In MB v Secretary of State for Work and Pensions [2016] UKSC 53 MB was born on 31 May 1948 and was registered at birth as a man. MB was married on 21 September 1974. In 1991 she began to live as a woman and in 1995 underwent sex reassignment surgery. MB had not applied for a gender recognition certificate since the Gender Recognition Act 2004 came into force because she and her wife continued to live together (and still do so) and wished to remain married: for religious reasons they were unwilling to have their marriage annulled and enter a civil partnership [13] – hence this post.
MB reached sixty in May 2008 and in July 2008 applied for a state retirement pension, backdated to 31 May, on the basis that she was a woman. Her application was rejected on the ground that, absent a full gender recognition certificate, she could not be treated as a woman for the purpose of determining her pensionable age. The First-tier Tribunal, the Upper Tribunal and the Court of Appeal all upheld that decision [14].

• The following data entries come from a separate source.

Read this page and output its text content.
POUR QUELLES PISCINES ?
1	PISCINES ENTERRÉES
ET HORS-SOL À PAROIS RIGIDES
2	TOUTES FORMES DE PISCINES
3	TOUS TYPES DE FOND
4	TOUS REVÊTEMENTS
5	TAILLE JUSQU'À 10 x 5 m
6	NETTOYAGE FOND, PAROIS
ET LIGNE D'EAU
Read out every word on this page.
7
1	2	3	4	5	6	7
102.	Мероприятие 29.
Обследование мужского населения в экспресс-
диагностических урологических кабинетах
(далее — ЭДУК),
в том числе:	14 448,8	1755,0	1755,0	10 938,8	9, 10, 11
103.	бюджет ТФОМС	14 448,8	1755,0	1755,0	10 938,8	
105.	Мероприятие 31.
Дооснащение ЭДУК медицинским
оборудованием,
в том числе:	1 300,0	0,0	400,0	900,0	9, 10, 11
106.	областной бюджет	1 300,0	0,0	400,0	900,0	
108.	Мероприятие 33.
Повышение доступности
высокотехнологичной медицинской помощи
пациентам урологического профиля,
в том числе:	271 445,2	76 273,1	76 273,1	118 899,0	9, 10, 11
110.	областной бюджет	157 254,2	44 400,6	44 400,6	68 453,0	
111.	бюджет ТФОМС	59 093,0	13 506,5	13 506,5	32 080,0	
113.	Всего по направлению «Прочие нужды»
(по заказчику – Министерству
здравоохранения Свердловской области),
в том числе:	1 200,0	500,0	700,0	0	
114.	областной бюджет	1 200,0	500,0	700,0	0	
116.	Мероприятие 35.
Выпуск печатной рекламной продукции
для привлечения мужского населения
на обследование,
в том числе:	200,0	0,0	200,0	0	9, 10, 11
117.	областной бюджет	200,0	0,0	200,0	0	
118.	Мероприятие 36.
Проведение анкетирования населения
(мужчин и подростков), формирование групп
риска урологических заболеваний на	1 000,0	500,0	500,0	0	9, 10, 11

Before the Supreme Court MB argued, in brief, that:
- The CJEU had already recognised that the prohibition in article 4(1) of the Directive on discrimination on grounds of sex extends to discrimination between persons of a given birth gender and persons who have acquired the same gender by later reassignment: P v S and Cornwall County Council (Case C-13/94) [1996] ECR I-2143 and Richards v Secretary of State for Work and Pensions (Case C-423/04) [2006] ECR I-3585.
- Though, in principle, it was for member states to determine in domestic law the conditions on which a person’s change of gender might be legally recognised, the power to impose conditions was confined to those relating to the objective physical or psychological characteristics which determined whether an applicant was a man or a woman and could not be used to impose conditions relating to such matters as marital status that had nothing to do with determining an applicant’s gender.
- Because the holder of an interim gender recognition certificate must have satisfied the physical and psychological criteria for gender recognition, imposing a further condition for obtaining a full certificate which applied to married applicants only was unlawful discrimination.
- Even if it were legitimate to impose the marriage condition for the purpose of protecting the status of marriage as a relationship between a man and a woman, that could not justify imposing the same condition on eligibility for a state retirement pension, to which marital status was irrelevant.
- The Gender Recognition Act not only discriminated against her directly on grounds of sex, it also discriminated indirectly, because the great majority of those who had undergone gender reassignment had been reassigned from male to female [15].
The Secretary of State’s response was as follows:
- The decision of the CJEU in Richards was concerned with discrimination arising from the absence at the relevant time of any provision in English law for recognising gender reassignment: that lacuna was in 2005 and Richards was of limited relevance to the conditions on which gender reassignment might lawfully be recognised under a comprehensive legislative scheme for recognition.
- At the time when Richards was decided, the CJEU had already recognised in KB that it was for member states to determine those conditions, and it reaffirmed that principle in Richards.
- The United Kingdom might properly make the recognition of gender change dependent on a process of registration or certification: under the Gender Reassignment Act, a person born a man was not a woman merely by virtue of establishing that she had the qualifying social, physical and psychological characteristics – she had to have a full certificate.
- There was no reason why the conditions for issuing a certificate should be limited to satisfying the social, physical and psychological gender criteria: gender reassignment had significant social implications which the law might also regulate and the conditions might therefore properly reflect criteria such as the status of marriage.
- The ECtHR had upheld the marriage condition as being in itself compatible with the ECHR (in Parry v United Kingdom (1995) 19 EHRR CD86 and see Hamalainen v Finland (2014) 37 BHRC 55) because, though the Convention required states to recognise the acquired gender of transsexual persons, it did not require them to allow marriages between same-sex couples.
- No question of indirect discrimination arose: it was no more difficult for a male-to-female transsexual to qualify for a full gender recognition certificate than for a female-to-male transsexual [15].
The Supreme Court was divided on the issue and decided to refer the following question to the Court of Justice:
“whether Council Directive 79/7 EEC precludes the imposition in national law of a requirement that, in addition to satisfying the physical, social and psychological criteria for recognising a change of gender, a person who has changed gender must also be unmarried in order to qualify for a state retirement pension” [18].